(Tim, w/thanks to James) Who are my heroes from the last half of the twentieth century? Among others, Mother Teresa, John Cardinal O'Connor, Francis Schaeffer, Martyn Lloyd-Jones, Joe Sobran, Iain Murray, Dad and Mom (Ken & Margaret) Taylor, John Piper, Dad and Mud (Joe & Mary Lou) Bayly, Elisabeth Elliot, Erwin Raphael McManus, Paige Patterson, Mrs. Kent (Barbara) Hughes, Doug Wilson, and Alexander Solzhenitsyn. (One of these is a joke--you figure it out.)
About twenty years ago, I read Michael Scammell's Solzhenitsyn: A Biography. A very long read, it was superb and I commend it although I'm sure it's been superseded in more recent years. Personally, I'd attribute the fall of Communism more to Solzhenitsyn's courageous writing than any other factor, including Reagan's famous...
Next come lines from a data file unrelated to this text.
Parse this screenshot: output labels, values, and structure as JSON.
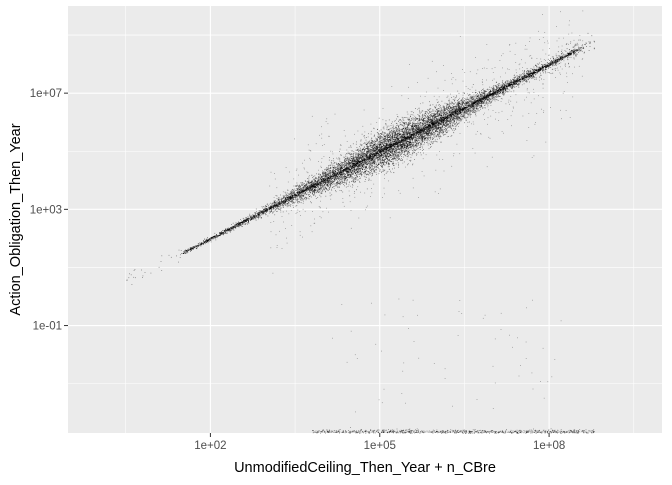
{
  "chart_data": {
    "type": "scatter",
    "title": "",
    "xlabel": "UnmodifiedCeiling_Then_Year + n_CBre",
    "ylabel": "Action_Obligation_Then_Year",
    "x_scale": "log10",
    "y_scale": "log10",
    "xlim": [
      0.3,
      10000000000.0
    ],
    "ylim": [
      2e-05,
      10000000000.0
    ],
    "x_ticks": [
      {
        "value": 100,
        "label": "1e+02"
      },
      {
        "value": 100000,
        "label": "1e+05"
      },
      {
        "value": 100000000,
        "label": "1e+08"
      }
    ],
    "y_ticks": [
      {
        "value": 0.1,
        "label": "1e-01"
      },
      {
        "value": 1000,
        "label": "1e+03"
      },
      {
        "value": 10000000,
        "label": "1e+07"
      }
    ],
    "grid": true,
    "legend": "none",
    "point_color": "#000000",
    "panel_background": "#ebebeb",
    "grid_color": "#ffffff",
    "distribution": {
      "trend": "y ≈ x along the diagonal in log-log space",
      "density_peak_x": 200000,
      "x_range": [
        3,
        500000000.0
      ],
      "y_range": [
        1e-05,
        1000000000.0
      ]
    }
  }
}
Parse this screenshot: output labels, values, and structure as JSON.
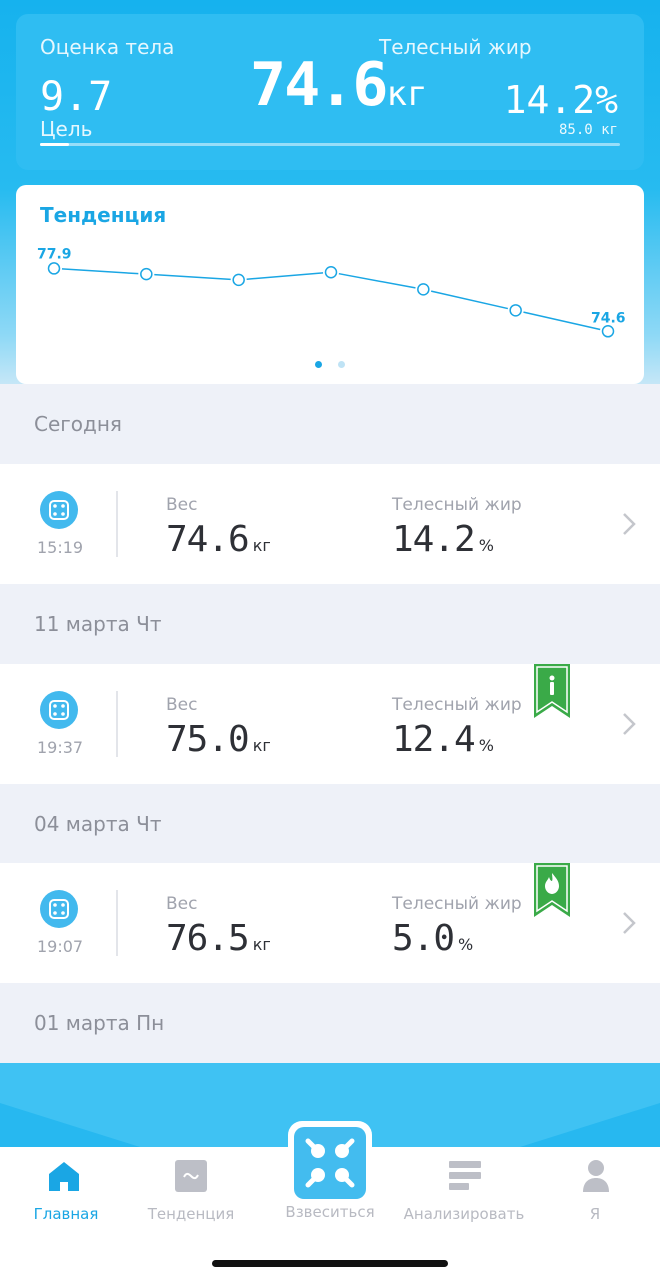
{
  "summary": {
    "score_label": "Оценка тела",
    "score_value": "9.7",
    "weight_value": "74.6",
    "weight_unit": "кг",
    "fat_label": "Телесный жир",
    "fat_value": "14.2%",
    "goal_label": "Цель",
    "goal_value": "85.0 кг",
    "goal_progress": 0.05
  },
  "trend": {
    "title": "Тенденция",
    "first_label": "77.9",
    "last_label": "74.6",
    "values": [
      77.9,
      77.6,
      77.3,
      77.7,
      76.8,
      75.7,
      74.6
    ],
    "page_count": 2,
    "active_page": 0
  },
  "sections": [
    {
      "date": "Сегодня",
      "entries": [
        {
          "time": "15:19",
          "weight_label": "Вес",
          "weight": "74.6",
          "weight_unit": "кг",
          "fat_label": "Телесный жир",
          "fat": "14.2",
          "fat_unit": "%",
          "badge": ""
        }
      ]
    },
    {
      "date": "11 марта Чт",
      "entries": [
        {
          "time": "19:37",
          "weight_label": "Вес",
          "weight": "75.0",
          "weight_unit": "кг",
          "fat_label": "Телесный жир",
          "fat": "12.4",
          "fat_unit": "%",
          "badge": "person-icon"
        }
      ]
    },
    {
      "date": "04 марта Чт",
      "entries": [
        {
          "time": "19:07",
          "weight_label": "Вес",
          "weight": "76.5",
          "weight_unit": "кг",
          "fat_label": "Телесный жир",
          "fat": "5.0",
          "fat_unit": "%",
          "badge": "flame-icon"
        }
      ]
    },
    {
      "date": "01 марта Пн",
      "entries": []
    }
  ],
  "tabs": [
    {
      "label": "Главная",
      "icon": "home-icon",
      "active": true
    },
    {
      "label": "Тенденция",
      "icon": "trend-icon",
      "active": false
    },
    {
      "label": "Взвеситься",
      "icon": "scale-icon",
      "active": false
    },
    {
      "label": "Анализировать",
      "icon": "analyze-icon",
      "active": false
    },
    {
      "label": "Я",
      "icon": "profile-icon",
      "active": false
    }
  ],
  "colors": {
    "accent": "#1aa6e4",
    "header_blue": "#2fbdf2",
    "badge_green": "#3aaa48"
  }
}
"Mr. Gorbachev, open this gate! Mr. Gorbachev, tear down this wall!"
So it was with great sadness that I read of Solzhenitsyn's death this week. Here's his last interview published in The Independent. It's a fascinating view of Russia from a wise man deeply in love with his country. Read it for a helpful explanation of the challenges facing Russia today and the misunderstandings that dog her relations with the West. The interview concludes with this poignant exchange:
Q: In 1987 you said it was really hard for you to speak about religion in public. What does faith mean for you?
Solzhenitsyn: For me faith is the foundation and support of one's life.
Q: Are you afraid of death?
Solzhenitsyn: No. When I was young, the early death of my father cast a shadow over me – and I was afraid to die before all my literary plans came true. But between 30 and 40 years of age my attitude to death became quite calm and balanced. I feel it is a natural, but no means the final, milestone of one's existence.
Q: Anyhow, we wish you many years of creative life.
Solzhenitsyn: No, no. Don't. It's enough.